La Polonia chiede di vietare l’aborto di bambini con la sindrome di Down

gravidanza

Questa settimana il parlamento polacco prenderà in considerazione una legislazione “pro-vita” che vuole assolutamente proteggere i bambini non ancora nati dall’aborto selettivo causa disabilità.

A differenza della maggior parte dell’Europa, e nella maggior parte dei casi, la Polonia protegge i bambini non ancora nati dall’aborto. Le interruzioni sono consentite solo dopo lo stupro o l’incesto, se la vita della madre è a rischio o in caso di anomalie fetali, inclusa la sindrome di Down. La legislazione che è stata proposta eliminerebbe l’ultima disposizione e proteggerebbe i bambini non ancora nati da aborti discriminatori selettivi per la disabilità.

Un sondaggio all’interno del Paese ha rivelato che esiste un forte sostegno alle misure a favore della vita. Un altro sondaggio ha invece rilevato che il 75% dei polacchi pensa che l’aborto sia “sempre sbagliato e non può mai essere giustificato”. Nel frattempo, solo il 7% pensava che “non ci fosse nulla di sbagliato in ciò e poteva sempre essere giustificato”.

Inoltre, la legislazione proposta proviene da un’iniziativa dei cittadini, la quale ha ricevuto sostegno da oltre 830.000 residenti polacchi, indicando un ulteriore forte sostegno ad un cambiamento della legge.

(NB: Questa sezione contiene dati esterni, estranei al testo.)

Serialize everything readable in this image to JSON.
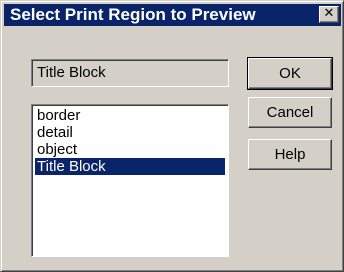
{
  "window": {
    "title": "Select Print Region to Preview",
    "close_glyph": "✕"
  },
  "selection": {
    "value": "Title Block"
  },
  "regions": [
    {
      "label": "border",
      "selected": false
    },
    {
      "label": "detail",
      "selected": false
    },
    {
      "label": "object",
      "selected": false
    },
    {
      "label": "Title Block",
      "selected": true
    }
  ],
  "buttons": {
    "ok": "OK",
    "cancel": "Cancel",
    "help": "Help"
  },
  "colors": {
    "titlebar": "#0a246a",
    "face": "#d4d0c8",
    "selection_highlight": "#0a246a"
  },
  "icons": {
    "close": "close-icon"
  }
}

Secondo la legislazione polacca in merito, il parlamento ha il dovere legale di prendere in considerazione le eventuali proposte di iniziativa dei cittadini che ricevono oltre 100.000 firme entro sei mesi dalla sua formazione, in questo caso entro maggio 2020.

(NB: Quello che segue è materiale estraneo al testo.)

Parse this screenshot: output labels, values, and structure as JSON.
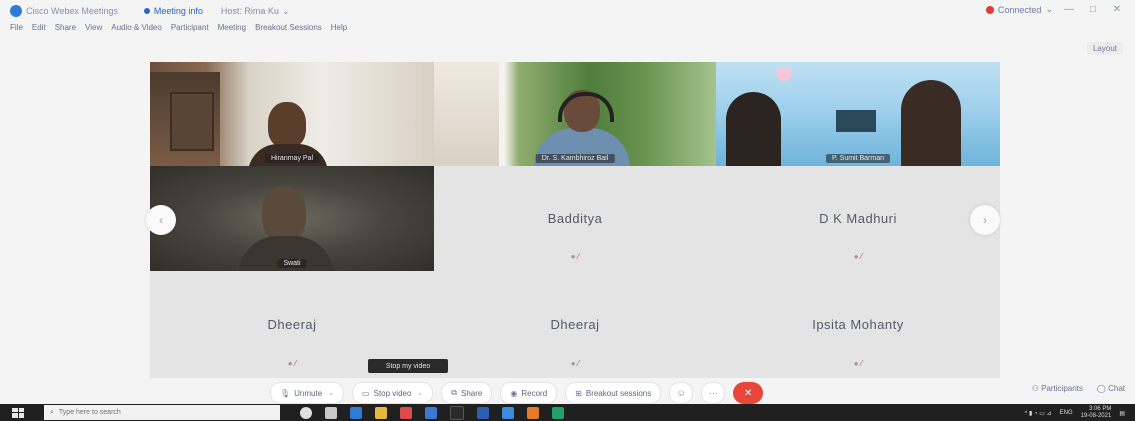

Tuttavia, non è chiaro quanto supporto fornirà il disegno di legge al partito “Diritto e Giustizia”, nonostante sia stato presentato da uno dei suoi parlamentari, Elzbieta Witek. Nel 2016, questo partito inizialmente sostenne un’iniziativa dei cittadini molto simile, ma poi ritirò il suo sostegno a causa delle proteste degli attivisti sull’aborto.

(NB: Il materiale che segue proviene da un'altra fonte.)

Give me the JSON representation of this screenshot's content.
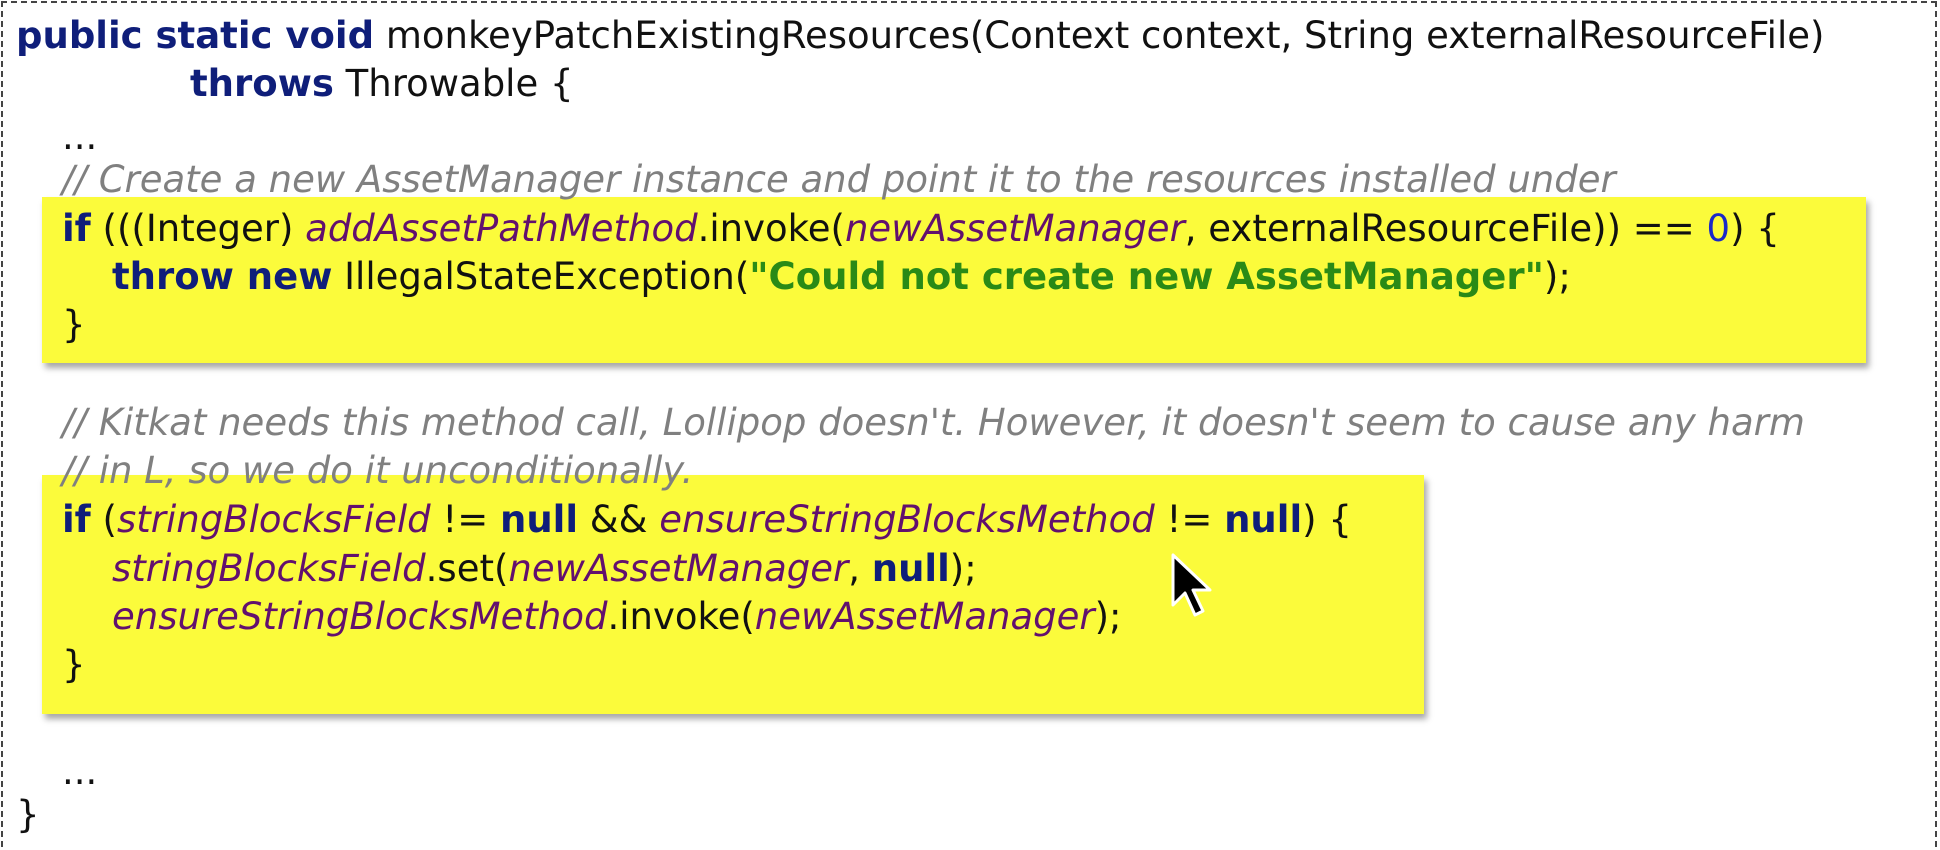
{
  "code": {
    "l1": {
      "kw": "public static void",
      "rest": " monkeyPatchExistingResources(Context context, String externalResourceFile)"
    },
    "l2": {
      "kw": "throws",
      "rest": " Throwable {"
    },
    "ellipsis_top": "...",
    "comment1": "// Create a new AssetManager instance and point it to the resources installed under",
    "b1l1": {
      "kw": "if",
      "p1": " (((Integer) ",
      "field": "addAssetPathMethod",
      "p2": ".invoke(",
      "var": "newAssetManager",
      "p3": ", externalResourceFile)) == ",
      "num": "0",
      "p4": ") {"
    },
    "b1l2": {
      "kw": "throw new",
      "p1": " IllegalStateException(",
      "str": "\"Could not create new AssetManager\"",
      "p2": ");"
    },
    "b1l3": "}",
    "comment2": "// Kitkat needs this method call, Lollipop doesn't. However, it doesn't seem to cause any harm",
    "comment3": "// in L, so we do it unconditionally.",
    "b2l1": {
      "kw": "if",
      "p1": " (",
      "f1": "stringBlocksField",
      "p2": " != ",
      "null1": "null",
      "p3": " && ",
      "f2": "ensureStringBlocksMethod",
      "p4": " != ",
      "null2": "null",
      "p5": ") {"
    },
    "b2l2": {
      "f1": "stringBlocksField",
      "p1": ".set(",
      "var": "newAssetManager",
      "p2": ", ",
      "null": "null",
      "p3": ");"
    },
    "b2l3": {
      "f1": "ensureStringBlocksMethod",
      "p1": ".invoke(",
      "var": "newAssetManager",
      "p2": ");"
    },
    "b2l4": "}",
    "ellipsis_bottom": "...",
    "close": "}"
  },
  "colors": {
    "highlight": "#fbfb3b",
    "keyword": "#0f1e7a",
    "field": "#62106e",
    "string": "#2a8a16",
    "comment": "#808080",
    "number": "#1a28c8"
  }
}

Sebbene il disegno di legge abbia un forte sostegno da parte dell’opinione pubblica, gli attivisti pro-vita sono diffidenti nei confronti della pressione esercitata dai gruppi sull’aborto, i quali si oppongono in modo molto aggressivo in modo da mantenere legali gli aborti selettivi sulla disabilità eugenetici e con l’intento di costringere il partito Diritto e Giustizia a ritirare nuovamente il sostegno.

Una petizione pro-aborto contro il disegno di legge è stata firmata da 170 parlamentari, deputati e senatori di 24 Paesi europei. Tuttavia, solo nove dei firmatari sono legislatori polacchi. Il presidente Andrzej Duda ha dichiarato che firmerà il disegno di legge, dichiarando quanto segue: “Credo che uccidere bambini con disabilità debba essere considerato un vero e proprio omicidio. Se un progetto che si oppone a tutto questo arriverà sulla mia scrivania, lo firmerò sicuramente”.